Hamidin menautkan alisnya. Dia merinding ketakutan.  Mengingat wajah-wajah yang dilihat saat di bawah pohon kemarin.

**

Malam hari, Hamidin terus memikirkan pembicaraannya dengan Daod. Dia tahu untuk masuk perguruan tinggi sekarang butuh orang dalam. Untuk mendapatkan kerja yang gaji besar butuh orang dalam. Sedangkan dia tidak punya siapa-siapa yang bisa diminta bantuan. Barangkali, iblis itu bisa menolongnya, pikir Hamidin.

Kejadian kesurupan terus berulang-ulang pada gadis lain. Sedangkan Masyitah tetap sehat bugar, tanpa terkontaminasi lagi dengan keserupan itu. Keadaannya gadis-gadis itu macam. Ada yang menangis sepanjang malam, ada yang menjerit-jerit, ada yang memukul-mukul diri. Beberapa orang tua mendatangi Hamidin. Menanyakan kenapa Masyitah bisa sembuh? Hamidin tidak mau jujur. Jika dia menjumpai iblisnya. Tentu hal yang memalukan.

“Saya merajah sendiri,” ujar Hamidin tergagap-gagap.

Orang-orang desanya terkejut mendengarnya kalau Hamidin bisa merajah. Dia mulai kasihan dengan para orang tua anak yang gadis yang kesurupan itu.

“Kamu di desak untuk membantu orang kampung, Ham,” ujar Daod.

“Apa yang harus saya lakukan?” tanya Hamidin.

“Kamu harus segera berjumpa dengan penjaga Alue Meujen yang muncul di mimpimu.”

“Kapan jumat Kliwon?” tanya Hamidin.

“Minggu depan,” Daod merapatkan tubuhnya ke Hamidin.” Kamu harus melakukan beberapa syarat terlebih dahulu.”

“syarat? Syarat apa lagi?” tambah Hamidin penasaran.

“Kamu harus makan daging ayam kampung berturut sebelum berangkat menuju gurumu. Kamu juga tidak boleh mendatangi masjid dan mengerjakan salat.”

Sebenarnya, pantangan itu cukup berakibat fatal untuk keimanannya sebagai seorang muslim. Tapi, dia sudah melakukan sekali. Tak salah menurutnya melakukan sekali lagi. Lagipun tidak ada yang tahu, selain Daod dan Umi istrinya.

Jumat Kliwon tinggal delapan hari lagi. Berarti selama delapan hari Hamidin harus memotong ayam kampung di rumahnya. Kata Daod, hanya bagian pantat dan kepala yang boleh dimakan Hamidin. Selebihnya, harus dibuang tidak boleh dimakan oleh anak istrinya. Cara masaknya juga harus direbus tanpa garam. Hamidin memaksa diri untuk memakan ayam rebus yang rasanya sangat hambar dan bau amis.

Selain itu, Hamidin membuat alasan tidak ikut salat Jumat ke masjid. Jika ada yang bertanya, dia mengatakan kurang enak badan. Sebenarnya, dia sangat meresahkan. Karena Hamidin terkenal orang yang jujur.

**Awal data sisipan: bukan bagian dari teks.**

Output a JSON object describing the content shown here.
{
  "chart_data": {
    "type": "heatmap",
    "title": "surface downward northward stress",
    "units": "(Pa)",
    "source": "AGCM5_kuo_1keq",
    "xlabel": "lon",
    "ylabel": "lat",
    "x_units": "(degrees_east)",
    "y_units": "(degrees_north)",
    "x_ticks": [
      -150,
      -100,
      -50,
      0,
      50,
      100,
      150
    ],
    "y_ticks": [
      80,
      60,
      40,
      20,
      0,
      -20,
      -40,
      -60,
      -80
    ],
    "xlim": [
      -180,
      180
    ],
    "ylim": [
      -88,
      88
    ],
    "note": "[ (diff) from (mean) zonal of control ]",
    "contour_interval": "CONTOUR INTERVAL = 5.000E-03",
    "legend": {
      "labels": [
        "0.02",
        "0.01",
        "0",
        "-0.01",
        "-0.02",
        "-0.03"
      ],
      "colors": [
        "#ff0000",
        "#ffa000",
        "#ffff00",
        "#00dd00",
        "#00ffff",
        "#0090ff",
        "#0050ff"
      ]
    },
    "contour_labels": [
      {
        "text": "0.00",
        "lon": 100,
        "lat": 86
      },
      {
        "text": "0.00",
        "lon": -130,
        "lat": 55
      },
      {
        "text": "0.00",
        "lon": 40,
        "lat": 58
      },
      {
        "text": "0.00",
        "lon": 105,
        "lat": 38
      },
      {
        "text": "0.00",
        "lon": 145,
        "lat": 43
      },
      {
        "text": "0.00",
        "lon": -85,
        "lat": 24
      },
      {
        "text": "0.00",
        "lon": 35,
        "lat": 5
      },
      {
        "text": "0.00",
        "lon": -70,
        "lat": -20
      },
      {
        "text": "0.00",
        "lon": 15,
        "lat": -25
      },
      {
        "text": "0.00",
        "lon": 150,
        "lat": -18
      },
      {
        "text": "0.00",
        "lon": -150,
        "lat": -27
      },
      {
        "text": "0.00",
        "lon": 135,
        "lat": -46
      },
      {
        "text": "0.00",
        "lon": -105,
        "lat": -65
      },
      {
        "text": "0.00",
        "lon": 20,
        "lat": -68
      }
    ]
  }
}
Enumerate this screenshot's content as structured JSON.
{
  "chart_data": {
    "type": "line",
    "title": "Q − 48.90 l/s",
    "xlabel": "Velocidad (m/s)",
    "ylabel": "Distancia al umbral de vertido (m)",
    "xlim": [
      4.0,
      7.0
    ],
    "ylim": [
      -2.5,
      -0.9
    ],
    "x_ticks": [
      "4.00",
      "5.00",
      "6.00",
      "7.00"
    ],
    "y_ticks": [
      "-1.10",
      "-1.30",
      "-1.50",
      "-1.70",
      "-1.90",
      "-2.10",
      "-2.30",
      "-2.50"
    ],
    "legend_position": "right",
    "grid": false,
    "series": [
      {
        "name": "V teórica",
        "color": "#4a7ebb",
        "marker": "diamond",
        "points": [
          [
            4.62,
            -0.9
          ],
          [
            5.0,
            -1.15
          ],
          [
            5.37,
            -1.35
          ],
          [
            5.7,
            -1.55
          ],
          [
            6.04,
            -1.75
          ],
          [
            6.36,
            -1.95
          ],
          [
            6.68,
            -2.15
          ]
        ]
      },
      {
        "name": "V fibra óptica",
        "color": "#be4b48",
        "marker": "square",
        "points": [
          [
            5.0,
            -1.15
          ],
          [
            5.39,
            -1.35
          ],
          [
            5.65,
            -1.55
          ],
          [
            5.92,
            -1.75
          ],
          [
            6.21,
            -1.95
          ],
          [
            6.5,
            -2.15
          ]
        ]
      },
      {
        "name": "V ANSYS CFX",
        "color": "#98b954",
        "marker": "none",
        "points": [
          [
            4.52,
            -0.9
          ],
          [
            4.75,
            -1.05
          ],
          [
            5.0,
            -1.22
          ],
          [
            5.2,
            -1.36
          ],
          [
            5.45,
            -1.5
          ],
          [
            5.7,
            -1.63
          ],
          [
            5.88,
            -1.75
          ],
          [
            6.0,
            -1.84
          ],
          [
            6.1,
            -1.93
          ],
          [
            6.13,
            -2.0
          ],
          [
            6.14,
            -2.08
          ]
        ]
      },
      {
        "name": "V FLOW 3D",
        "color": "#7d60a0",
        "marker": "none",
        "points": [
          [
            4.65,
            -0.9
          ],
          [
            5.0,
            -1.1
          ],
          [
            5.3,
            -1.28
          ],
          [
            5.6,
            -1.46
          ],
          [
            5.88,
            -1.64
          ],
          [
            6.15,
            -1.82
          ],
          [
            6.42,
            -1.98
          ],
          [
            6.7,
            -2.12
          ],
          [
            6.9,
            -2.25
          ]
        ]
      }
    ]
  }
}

Malam Jumat Kliwon pun tiba. Daod kembali mengingatkam Hamidin tentang rencana mereka. Di saat semuanya tidur Hamidin berangkat seorang diri menuju tempat yang di maksud. Di bawah cahaya rembulan yang temaram. Dia berjalan dengan napas memburu. Hamidin takut jika ada yang melihatnya. Beberapa langkah menuju tempat itu. Hamidin berhenti, dia ragu-ragu untuk melanjutkan.

Apa sebaiknya aku pulang saja? Pikir Hamidin.

Tiba-tiba Daod muncul di belakang menepuk pundaknya. Dan mereka kembali mengangkat langkah.

“Buka pakaianmu!” perintah Daod.

Hamidin menanggalkan pakaiannya. Lalu pergi ke bawah pohon yang di maksud.  Mereka duduk sambil memejamkan mata. Pakaian Hamidin bergetar, karena sosok makluk halus mulai memperdengarkan suaranya.

Sampai menunggu aba-aba, iblis itu pun bersuara. Hamidin membuka mata. Di sana muncul makluk paling jelek di dunia ini. Bahkan paling menyeramkan. Dia mulai tertawa dengan terbahak-bahak. Lalu memberikan Hamidin pegangan untuk kekebalan tubuhnya.